Early formation and recent starburst activity in the nuclear disc of the Milky Way (1910.06968v2)

Abstract: The nuclear disc is a dense stellar structure at the centre of the Milky Way, with a radius of $\sim$150 pc. It has been a place of intense star formation in the past several tens of millions of years but its overall formation history has remained unknown up to now. Here we report the first detailed star formation history of this region. The bulk of its stars formed at least eight billion years ago. This initial activity was followed by a long period of quiescence that was ended by an outstanding event about 1 Gyr ago, during which roughly 5% of its mass formed in a time window $\sim$100 Myr, in what may arguably have been one of the most energetic events in the history of the Milky Way. Star formation continued subsequently on a lower level, creating a few percent of the stellar mass in the past $\sim$500 Myr, with an increased rate up to $\sim$30 Myr ago. Our findings contradict the previously accepted paradigm of quasi-continuous star formation at the centre of the Milky Way. The long quiescent phase agrees with the overall quiescent history of the Milky Way and suggests that our Galaxy's bar may not have existed until recently, or that gas transport through the bar was extremely inefficient during a long stretch of the Milky Way's life, and that the central black hole may have acquired most of its mass already in the early days of the Milky Way.

Star Formation History in the Nuclear Disc of the Milky Way

This paper presents a comprehensive analysis of the star formation history (SFH) within the Nuclear Disc of the Milky Way, uncovering critical insights into its early formation processes and recent starburst activities.

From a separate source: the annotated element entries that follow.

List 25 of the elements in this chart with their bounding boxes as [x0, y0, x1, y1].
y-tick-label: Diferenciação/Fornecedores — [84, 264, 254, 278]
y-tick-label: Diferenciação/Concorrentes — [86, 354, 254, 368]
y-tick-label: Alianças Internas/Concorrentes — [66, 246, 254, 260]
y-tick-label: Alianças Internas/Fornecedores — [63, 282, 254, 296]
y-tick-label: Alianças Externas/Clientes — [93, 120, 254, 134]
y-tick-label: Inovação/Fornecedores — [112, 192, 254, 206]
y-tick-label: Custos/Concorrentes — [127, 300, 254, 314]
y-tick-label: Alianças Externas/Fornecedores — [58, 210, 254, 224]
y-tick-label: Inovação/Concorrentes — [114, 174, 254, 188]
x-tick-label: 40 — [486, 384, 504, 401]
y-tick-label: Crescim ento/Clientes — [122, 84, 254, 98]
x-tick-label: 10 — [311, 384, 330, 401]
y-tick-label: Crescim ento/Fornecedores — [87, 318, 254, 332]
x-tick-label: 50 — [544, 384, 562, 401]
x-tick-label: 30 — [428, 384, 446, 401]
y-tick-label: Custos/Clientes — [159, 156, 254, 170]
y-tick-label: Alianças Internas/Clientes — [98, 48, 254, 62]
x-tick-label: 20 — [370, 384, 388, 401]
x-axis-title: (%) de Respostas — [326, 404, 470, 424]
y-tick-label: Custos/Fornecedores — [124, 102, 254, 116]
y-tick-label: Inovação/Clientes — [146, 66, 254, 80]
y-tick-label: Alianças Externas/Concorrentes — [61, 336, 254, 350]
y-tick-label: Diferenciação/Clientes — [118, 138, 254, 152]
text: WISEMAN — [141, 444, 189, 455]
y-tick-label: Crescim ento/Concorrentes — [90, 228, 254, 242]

The Nuclear Disc, a dense stellar structure with a radius of ~150 pc at the Milky Way's center, has long puzzled astrophysicists due to its complex star-forming activities and largely unknown formation history. This paper leverages data from the GALACTICNUCLEUS survey, which provides detailed near-infrared imaging to obtain high-resolution insights into this elusive region's SFH.

The researchers have determined that the majority of the stars in the Nuclear Disc were formed over eight billion years ago. This early star-forming activity was succeeded by a substantial quiescent phase lasting over six billion years. Notably, this period was disrupted by an extraordinary starburst event approximately one billion years ago, during which approximately 5% of the disc's stellar mass formed within a remarkably short timeframe, estimated to be less than 100 million years. Subsequent star formation continued at a lower level, with increased activity evident in the last 30 million years.

This starburst event stands in stark contrast to the previously dominant model suggesting continuous star formation within the Milky Way’s central regions. Such findings challenge assumptions about the Milky Way's evolutionary dynamics and prompt reevaluation of the mechanisms regulating gas inflow and star formation suppression. The prolonged quiescence implies an inefficiency or alteration in gas transport to the Galactic Center, potentially due to an absent or inefficient galactic bar during this phase.

The results are supported by synthetic photometry and color-magnitude diagrams (CMDs) that reveal a bifurcation in the red clump (RC) sequence, indicating distinct populations correlating to old and intermediate-age stellar groups. Further validation comes from probabilistic modeling using the BaSTI and MIST stellar evolution models, yielding consistent SFH interpretations despite variations in specific event ages.

These insights suggest practical and theoretical implications. Practically, it highlights the need for reevaluating the processes influencing the SFH in central galactic regions and challenges existing simulations of galactic evolution. Theoretically, it raises questions about the Milky Way's capacity for feeding its central black hole, Sagittarius A*, and elucidates potential parallels with external starburst galaxies known for their high star formation rates in nuclear regions.

The findings underscore the necessity for continued observation and modeling to refine the temporal dynamics of SFH in the Nuclear Disc and draw more accurate correlations with observed galactic phenomena, such as the formation of the Fermi Bubbles. Future spectroscopic and high-resolution imaging are critical for disentangling these complex narratives and advancing our understanding of galactic structure and evolution.